As my counterpart was basking in his triumph and bragging about out-smarting the smart-ass, I modified the program and re-ran it. I remembered from a training course I took years ago that TCL’s regular expression engine has to "start”. This means, that running it once takes more time, but once it is started it blazes. Sort of like a race where I was in a car and my opponent was on foot. When the race starts my engine is turned off and my opponent could win (or get a head start) in the short term because they can start running while I am still starting my car. Now, once my car starts and I can start driving, I blaze by my opponent and he will EAT MY DUST.
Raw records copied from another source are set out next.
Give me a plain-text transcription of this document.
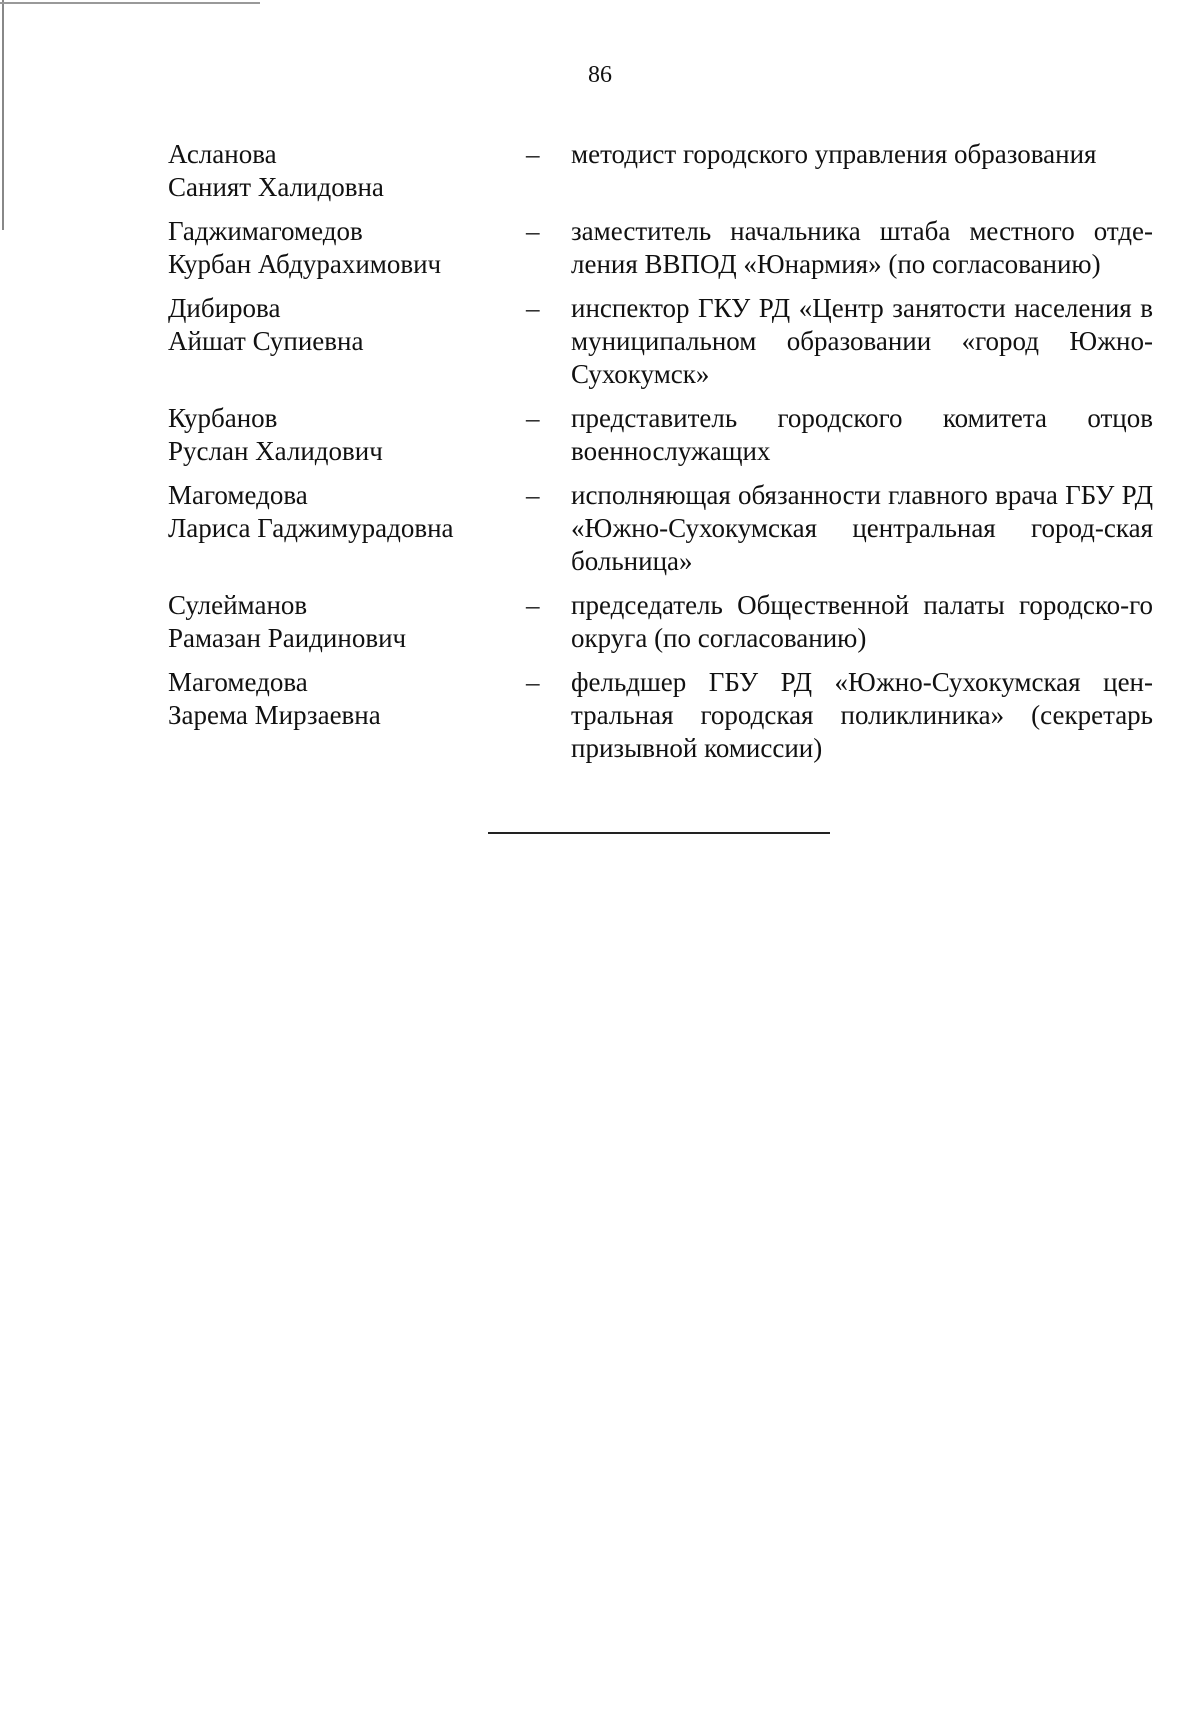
86
Асланова
Сaният Халидовна
–	методист городского управления образования
Гаджимагомедов
Курбан Абдурахимович
–	заместитель начальника штаба местного отде-ления ВВПОД «Юнармия» (по согласованию)
Дибирова
Айшат Супиевна
–	инспектор ГКУ РД «Центр занятости населения в муниципальном образовании «город Южно-Сухокумск»
Курбанов
Руслан Халидович
–	представитель городского комитета отцов военнослужащих
Магомедова
Лариса Гаджимурадовна
–	исполняющая обязанности главного врача ГБУ РД «Южно-Сухокумская центральная город-ская больница»
Сулейманов
Рамазан Раидинович
–	председатель Общественной палаты городско-го округа (по согласованию)
Магомедова
Зарема Мирзаевна
–	фельдшер ГБУ РД «Южно-Сухокумская цен-тральная городская поликлиника» (секретарь призывной комиссии)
Based on this, I thought I would run the same exact search 10 times and average the time it takes to run. NOW, the numbers look more like it. Here are the modified programs:
# ##############################################
# WithLoop.tcl
# ##############################################
proc indexOf {thisList seekValue} {
for {set i 0} {$i < [llength $thisList]} {incr i} {
if {[lindex $thisList $i] == $seekValue} {
return $i
}
}
return -1
}
# ##############################################
set myList [list]
set numItems 1000000
for {set i 0} {$i <= $numItems} {incr i} {
lappend myList $i
}
set startTime [clock milliseconds]
for {set i 0} {$i < 10} {incr i} {
indexOf $myList $numItems
}
set endTime [clock milliseconds]
puts [expr $endTime - $startTime]
# ##############################################
# WithOutLoop.tcl
# ##############################################
set myList [list]
set numItems 1000000
for {set i 0} {$i <= $numItems} {incr i} {
lappend myList $i
}
set startTime [clock milliseconds]
for {set i 0} {$i < 10} {incr i} {
lsearch -regexp $myList $numItems
}
set endTime [clock milliseconds]
puts [expr $endTime - $startTime]
This time the for loop example averaged 5,018 milliseconds and the lsearch averaged 2,308. I increased the number of items from 1,000,000 to 5,000,000 and got 24,687 and 12,175 respectively. These two list lenghs show the added performance benefit of using lsearch over the length of a running programming.
We both tried to declare victory, but technically I was correct… Sorry dude…
Lesson? Be more specific when challenging other developers on performance issues and when using TCL you should ALWAYS use lsearch to search a list instead of a loop.